To add to the experience, we spent time with PREDA, and talked to Father Shay who founded the organisation. They play a vital role in helping abused women and children. Again, it was humbling to learn about the devastating impact of sex trafficking, the role of the US in this, and the now complicit society, and was a privilege to talk and play with some of the girls. It was also interesting to hear Father Shay talk about how a lot of the religion in the country is a facade, and how more often than not, is faith without action.

I did, however, have the opportunity to visit a jail with the Philippine Outreach Centre. They are church community who also look after abused children, and have a prison ministry. I had the honour of sharing my testimony to maybe 60 inmates, and joined in with their service.
Towards the end of our time, we visited both a government hospital (Rizal Medical Centre) and private high-end hospital (St Luke’s) in Manila. The government hospital was busy somewhat dilapidated, and was in fact battling a surge in sepsis cases due to poor cleanliness in one department. But I found it a comfortable and friendly environment.

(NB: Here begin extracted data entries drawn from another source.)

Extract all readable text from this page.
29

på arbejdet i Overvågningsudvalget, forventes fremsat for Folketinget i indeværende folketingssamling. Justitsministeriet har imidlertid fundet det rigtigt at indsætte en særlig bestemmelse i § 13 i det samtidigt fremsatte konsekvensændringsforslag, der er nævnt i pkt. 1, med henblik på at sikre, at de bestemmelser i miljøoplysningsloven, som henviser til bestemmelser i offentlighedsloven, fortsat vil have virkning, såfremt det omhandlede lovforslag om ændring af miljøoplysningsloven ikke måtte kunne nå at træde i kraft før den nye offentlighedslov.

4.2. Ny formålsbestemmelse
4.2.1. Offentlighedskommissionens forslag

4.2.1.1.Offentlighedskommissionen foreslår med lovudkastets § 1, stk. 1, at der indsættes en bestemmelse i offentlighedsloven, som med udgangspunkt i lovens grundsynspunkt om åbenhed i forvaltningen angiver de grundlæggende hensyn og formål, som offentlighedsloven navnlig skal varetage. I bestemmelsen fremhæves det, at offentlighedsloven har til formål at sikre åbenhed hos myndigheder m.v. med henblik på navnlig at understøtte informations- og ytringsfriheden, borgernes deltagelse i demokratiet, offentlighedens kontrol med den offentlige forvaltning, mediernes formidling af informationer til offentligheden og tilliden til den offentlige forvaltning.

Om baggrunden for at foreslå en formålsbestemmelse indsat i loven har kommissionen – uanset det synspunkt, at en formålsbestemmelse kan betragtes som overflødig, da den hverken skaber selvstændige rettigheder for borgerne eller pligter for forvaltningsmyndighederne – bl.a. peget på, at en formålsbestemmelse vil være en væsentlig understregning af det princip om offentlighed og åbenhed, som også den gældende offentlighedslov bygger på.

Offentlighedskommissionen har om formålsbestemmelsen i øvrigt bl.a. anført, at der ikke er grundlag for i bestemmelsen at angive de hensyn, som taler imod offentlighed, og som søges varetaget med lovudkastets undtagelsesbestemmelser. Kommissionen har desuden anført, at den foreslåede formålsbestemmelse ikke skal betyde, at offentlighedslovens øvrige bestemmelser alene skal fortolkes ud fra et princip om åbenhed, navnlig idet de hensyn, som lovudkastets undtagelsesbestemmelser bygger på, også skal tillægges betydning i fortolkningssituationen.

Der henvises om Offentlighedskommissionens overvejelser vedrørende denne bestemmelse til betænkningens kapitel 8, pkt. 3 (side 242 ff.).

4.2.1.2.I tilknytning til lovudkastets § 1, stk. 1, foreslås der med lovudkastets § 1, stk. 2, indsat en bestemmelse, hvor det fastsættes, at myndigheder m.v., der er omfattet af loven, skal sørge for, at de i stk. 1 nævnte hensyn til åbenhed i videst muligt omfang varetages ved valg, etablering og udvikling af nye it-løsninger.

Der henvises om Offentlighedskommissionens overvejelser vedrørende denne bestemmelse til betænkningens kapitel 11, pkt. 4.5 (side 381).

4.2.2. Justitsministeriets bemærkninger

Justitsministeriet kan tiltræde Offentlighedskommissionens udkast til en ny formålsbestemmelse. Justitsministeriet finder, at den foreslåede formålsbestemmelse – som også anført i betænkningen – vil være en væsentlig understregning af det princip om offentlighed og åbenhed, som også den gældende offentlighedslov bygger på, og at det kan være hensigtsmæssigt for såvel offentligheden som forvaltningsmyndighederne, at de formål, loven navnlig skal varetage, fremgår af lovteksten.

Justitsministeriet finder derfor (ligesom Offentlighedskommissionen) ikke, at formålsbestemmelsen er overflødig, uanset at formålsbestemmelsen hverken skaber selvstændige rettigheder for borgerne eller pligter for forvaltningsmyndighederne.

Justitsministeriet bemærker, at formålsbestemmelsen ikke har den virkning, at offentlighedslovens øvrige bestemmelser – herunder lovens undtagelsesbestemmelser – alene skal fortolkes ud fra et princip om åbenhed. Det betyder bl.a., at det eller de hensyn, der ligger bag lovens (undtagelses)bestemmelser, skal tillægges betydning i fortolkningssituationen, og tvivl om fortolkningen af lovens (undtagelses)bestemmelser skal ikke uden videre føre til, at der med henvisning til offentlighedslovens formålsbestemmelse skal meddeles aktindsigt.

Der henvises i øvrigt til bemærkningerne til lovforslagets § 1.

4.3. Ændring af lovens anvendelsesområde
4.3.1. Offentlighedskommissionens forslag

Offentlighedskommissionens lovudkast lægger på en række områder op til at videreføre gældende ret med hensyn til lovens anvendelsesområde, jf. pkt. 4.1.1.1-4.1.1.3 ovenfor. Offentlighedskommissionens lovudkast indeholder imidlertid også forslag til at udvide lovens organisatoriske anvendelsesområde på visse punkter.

We also got to witness an unusual event where a very large sum of money was being gifted to the medical centre from another country. This involved many festivities and formalities, and I wouldn’t be surprised if we accidentally ended up in the news. In contrast, St Luke’s was vast, clean and undeniably posh. Whilst this is the case in many countries, I felt uncomfortable seeing the luxury of St Luke’s. The resident doctors working there took pride in the hospital, which was, unequivocally nicer. But for most Filipinos, it was not an option. I am very grateful for the NHS.
Overall, I am grateful to have learnt about a completely different culture, medicine through bars, taking leadership, the running of an NGO, and faith in action. It has left me wanting to get involved in so many areas of healthcare and faith, but of course, it is not possible to do everything. Wherever I end up, I will incorporate the integral mission and pursue justice for those I meet.